In another interview with The Punch last year, Adesiyan said an abobaku may die over shock on learning about the death of his Oba because of their closeness. He said it is akin to the kind of thing that happens for some husbands and wives that love and trust each other so much that If one should die, the other may not survive for long

The term “Abobaku” is presently trending on Twitter and other social media platforms following the news passing of Oba Adeyemi today.

Many tweeps have been sharing comments on what would be the fate of the one closest to the king, having enjoyed the same benefits with the monarch while alive.

While some showed concerns and kicked against the revival of such tradition following the circumstances that surrounded the passing the late Ife Monarch, Oba Sijuwade, whose Abobaku was said to have run away because of the fear of death; others are asking that chief Abobaku be closely monitored from escaping so as to be buried with the monarch to avoid calamity in the land.

Meanwhile, some days ago, there was a trending report of the Abobaku of Oníkòyí of Ikoyi escaping to an unknown destination and yet to be found.

In ancient Yoruba Culture, anyone who bore the Abobaku title was buried alongside the incumbent king upon his demise.

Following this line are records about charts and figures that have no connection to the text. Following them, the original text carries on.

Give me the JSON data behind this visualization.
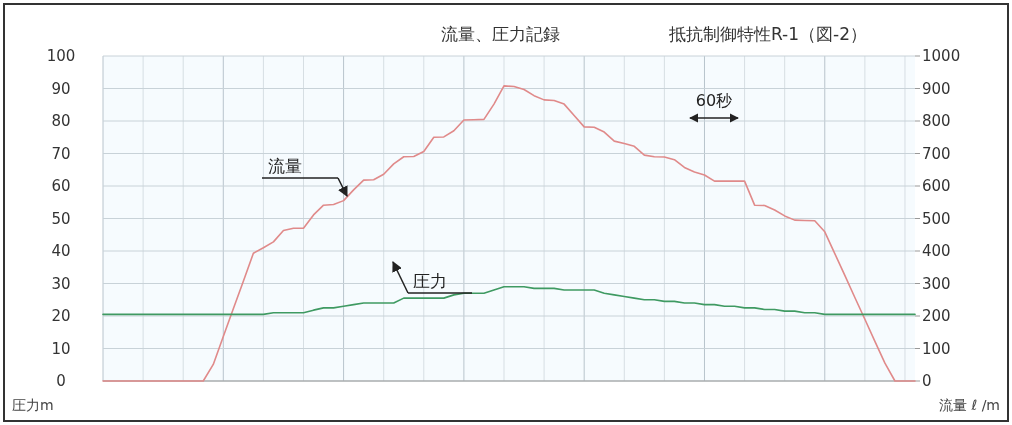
{
  "chart_data": {
    "type": "line",
    "title": "流量、圧力記録",
    "subtitle": "抵抗制御特性R-1（図-2）",
    "ylabel": "圧力m",
    "y2label": "流量 ℓ /m",
    "annotations": [
      "60秒"
    ],
    "categories": [
      null,
      null,
      null,
      null,
      null,
      null,
      null,
      null,
      null,
      null,
      null,
      null,
      null,
      null,
      null,
      null,
      null,
      null,
      null,
      null,
      null,
      null,
      null,
      null,
      null,
      null,
      null,
      null,
      null,
      null,
      null,
      null,
      null,
      null,
      null,
      null,
      null,
      null,
      null,
      null,
      null,
      null,
      null,
      null,
      null,
      null,
      null,
      null,
      null,
      null,
      null,
      null,
      null,
      null,
      null,
      null,
      null,
      null,
      null,
      null,
      null,
      null,
      null,
      null,
      null,
      null,
      null,
      null,
      null,
      null,
      null,
      null,
      null,
      null,
      null,
      null,
      null,
      null,
      null,
      null,
      null,
      null
    ],
    "ylim": [
      0,
      100
    ],
    "yticks": [
      0,
      10,
      20,
      30,
      40,
      50,
      60,
      70,
      80,
      90,
      100
    ],
    "y2lim": [
      0,
      1000
    ],
    "y2ticks": [
      0,
      100,
      200,
      300,
      400,
      500,
      600,
      700,
      800,
      900,
      1000
    ],
    "grid": true,
    "marker": "none",
    "line_style": "solid",
    "series": [
      {
        "name": "流量",
        "color": "#e08a8a",
        "axis": "y2",
        "values": [
          0,
          0,
          0,
          0,
          0,
          0,
          0,
          0,
          0,
          0,
          0,
          51,
          137,
          222,
          307,
          393,
          410,
          428,
          463,
          470,
          470,
          511,
          541,
          543,
          555,
          588,
          618,
          619,
          636,
          668,
          690,
          691,
          706,
          750,
          751,
          770,
          803,
          804,
          805,
          852,
          908,
          906,
          897,
          878,
          865,
          863,
          852,
          817,
          782,
          781,
          766,
          738,
          731,
          722,
          695,
          690,
          689,
          681,
          657,
          643,
          634,
          615,
          615,
          615,
          615,
          541,
          540,
          526,
          508,
          495,
          494,
          493,
          459,
          392,
          325,
          257,
          190,
          122,
          55,
          0,
          0,
          0
        ]
      },
      {
        "name": "圧力",
        "color": "#3f9a62",
        "axis": "y",
        "values": [
          20.5,
          20.5,
          20.5,
          20.5,
          20.5,
          20.5,
          20.5,
          20.5,
          20.5,
          20.5,
          20.5,
          20.5,
          20.5,
          20.5,
          20.5,
          20.5,
          20.5,
          21,
          21,
          21,
          21,
          21.8,
          22.5,
          22.5,
          23,
          23.5,
          24,
          24,
          24,
          24,
          25.5,
          25.5,
          25.5,
          25.5,
          25.5,
          26.5,
          27,
          27,
          27,
          28,
          29,
          29,
          29,
          28.5,
          28.5,
          28.5,
          28,
          28,
          28,
          28,
          27,
          26.5,
          26,
          25.5,
          25,
          25,
          24.5,
          24.5,
          24,
          24,
          23.5,
          23.5,
          23,
          23,
          22.5,
          22.5,
          22,
          22,
          21.5,
          21.5,
          21,
          21,
          20.5,
          20.5,
          20.5,
          20.5,
          20.5,
          20.5,
          20.5,
          20.5,
          20.5,
          20.5
        ]
      }
    ]
  }
}
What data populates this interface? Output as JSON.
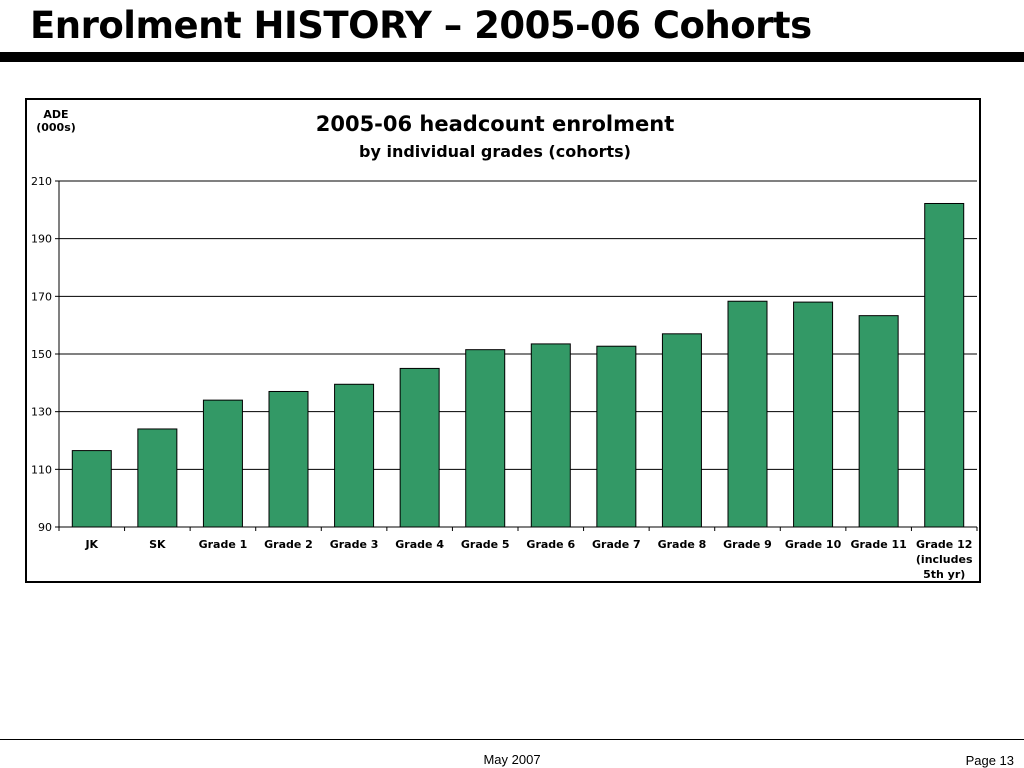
{
  "slide": {
    "title": "Enrolment HISTORY – 2005-06 Cohorts",
    "footer_date": "May 2007",
    "footer_page": "Page 13"
  },
  "colors": {
    "bar_fill": "#339966",
    "bar_stroke": "#000000",
    "gridline": "#000000"
  },
  "chart_data": {
    "type": "bar",
    "title": "2005-06 headcount enrolment",
    "subtitle": "by individual grades (cohorts)",
    "ylabel": [
      "ADE",
      "(000s)"
    ],
    "xlabel": "",
    "categories": [
      [
        "JK"
      ],
      [
        "SK"
      ],
      [
        "Grade 1"
      ],
      [
        "Grade 2"
      ],
      [
        "Grade 3"
      ],
      [
        "Grade 4"
      ],
      [
        "Grade 5"
      ],
      [
        "Grade 6"
      ],
      [
        "Grade 7"
      ],
      [
        "Grade 8"
      ],
      [
        "Grade 9"
      ],
      [
        "Grade 10"
      ],
      [
        "Grade 11"
      ],
      [
        "Grade 12",
        "(includes",
        "5th yr)"
      ]
    ],
    "values": [
      116.5,
      124,
      134,
      137,
      139.5,
      145,
      151.5,
      153.5,
      152.7,
      157,
      168.3,
      168,
      163.3,
      202.2
    ],
    "ylim": [
      90,
      210
    ],
    "yticks": [
      90,
      110,
      130,
      150,
      170,
      190,
      210
    ],
    "grid": true,
    "legend": "none"
  }
}
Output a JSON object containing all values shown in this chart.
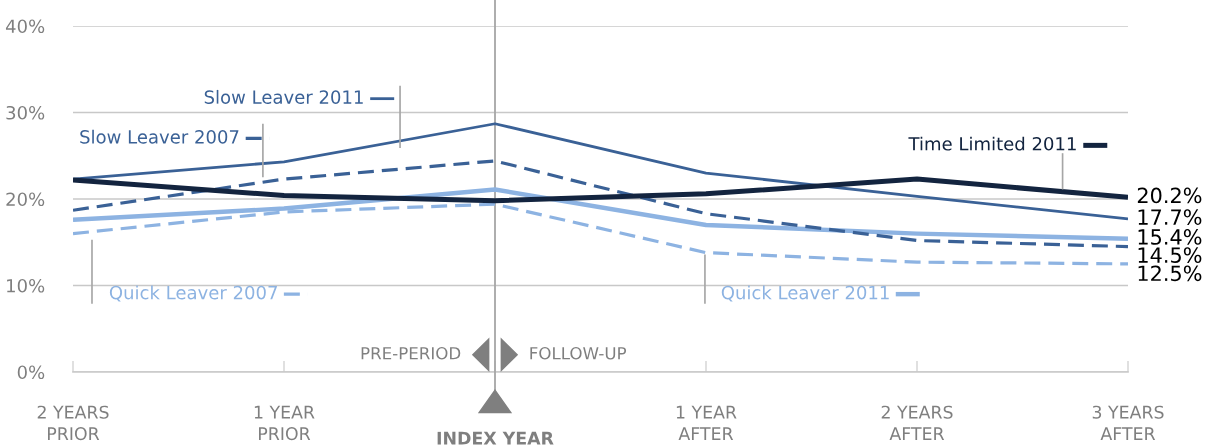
{
  "chart_data": {
    "type": "line",
    "x": [
      -2,
      -1,
      0,
      1,
      2,
      3
    ],
    "xlim": [
      -2,
      3
    ],
    "xticks": [
      {
        "value": -2,
        "label": "2 YEARS\nPRIOR"
      },
      {
        "value": -1,
        "label": "1 YEAR\nPRIOR"
      },
      {
        "value": 0,
        "label": "INDEX YEAR"
      },
      {
        "value": 1,
        "label": "1 YEAR\nAFTER"
      },
      {
        "value": 2,
        "label": "2 YEARS\nAFTER"
      },
      {
        "value": 3,
        "label": "3 YEARS\nAFTER"
      }
    ],
    "ylim": [
      0,
      40
    ],
    "yticks": [
      {
        "value": 0,
        "label": "0%"
      },
      {
        "value": 10,
        "label": "10%"
      },
      {
        "value": 20,
        "label": "20%"
      },
      {
        "value": 30,
        "label": "30%"
      },
      {
        "value": 40,
        "label": "40%"
      }
    ],
    "grid": "y",
    "legend": "top",
    "marker": "none",
    "ref_lines": [
      {
        "axis": "x",
        "value": 0,
        "color": "#a6a6a6"
      }
    ],
    "annotations": [
      {
        "text": "PRE-PERIOD",
        "x": 0,
        "y": 2
      },
      {
        "text": "FOLLOW-UP",
        "x": 0,
        "y": 2
      }
    ],
    "series": [
      {
        "name": "Time Limited 2011",
        "color": "#13243f",
        "line_style": "solid",
        "values": [
          22.2,
          20.4,
          19.8,
          20.6,
          22.3,
          20.2
        ],
        "value_labels": [
          null,
          null,
          null,
          null,
          null,
          "20.2%"
        ]
      },
      {
        "name": "Slow Leaver 2011",
        "color": "#3a6196",
        "line_style": "solid",
        "values": [
          22.3,
          24.3,
          28.7,
          23.0,
          20.3,
          17.7
        ],
        "value_labels": [
          null,
          null,
          null,
          null,
          null,
          "17.7%"
        ]
      },
      {
        "name": "Slow Leaver 2007",
        "color": "#3a6196",
        "line_style": "dashed",
        "values": [
          18.7,
          22.3,
          24.4,
          18.3,
          15.2,
          14.5
        ],
        "value_labels": [
          null,
          null,
          null,
          null,
          null,
          "14.5%"
        ]
      },
      {
        "name": "Quick Leaver 2011",
        "color": "#8db3e2",
        "line_style": "solid",
        "values": [
          17.6,
          18.9,
          21.1,
          17.0,
          16.0,
          15.4
        ],
        "value_labels": [
          null,
          null,
          null,
          null,
          null,
          "15.4%"
        ]
      },
      {
        "name": "Quick Leaver 2007",
        "color": "#8db3e2",
        "line_style": "dashed",
        "values": [
          16.0,
          18.5,
          19.4,
          13.8,
          12.7,
          12.5
        ],
        "value_labels": [
          null,
          null,
          null,
          null,
          null,
          "12.5%"
        ]
      }
    ]
  }
}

It is believed that the title was a way of strengthening loyalty and preventing betrayal that could lead to the King’s untimely death since whoever occupied the position was sure to protect the King as much as he could, to avoid his death as well.

Alaafin Oyo Abobaku
Abobaku title was a death trap, as the holder of such title had their life depending on the death or survival of the incumbent King. But the position was much contested, just like other exalting chiefly titles in the kingdom. And this was because of the benefits attached to the title.

The abobaku is believed to be close to the King with the right to enjoy the royal largess. He may even have rights nearly equal to that of the King, depending on the cultural practices of the kingdom in question.

Following the death of the previous Ooni of Ife, Oba Sijuwade, it was rumored that the abobaku escaped; to avoid getting buried along with the dead King. But this has been dispelled as fake news, with clarifications emerging to prove that no such title existed in Ile-Ife.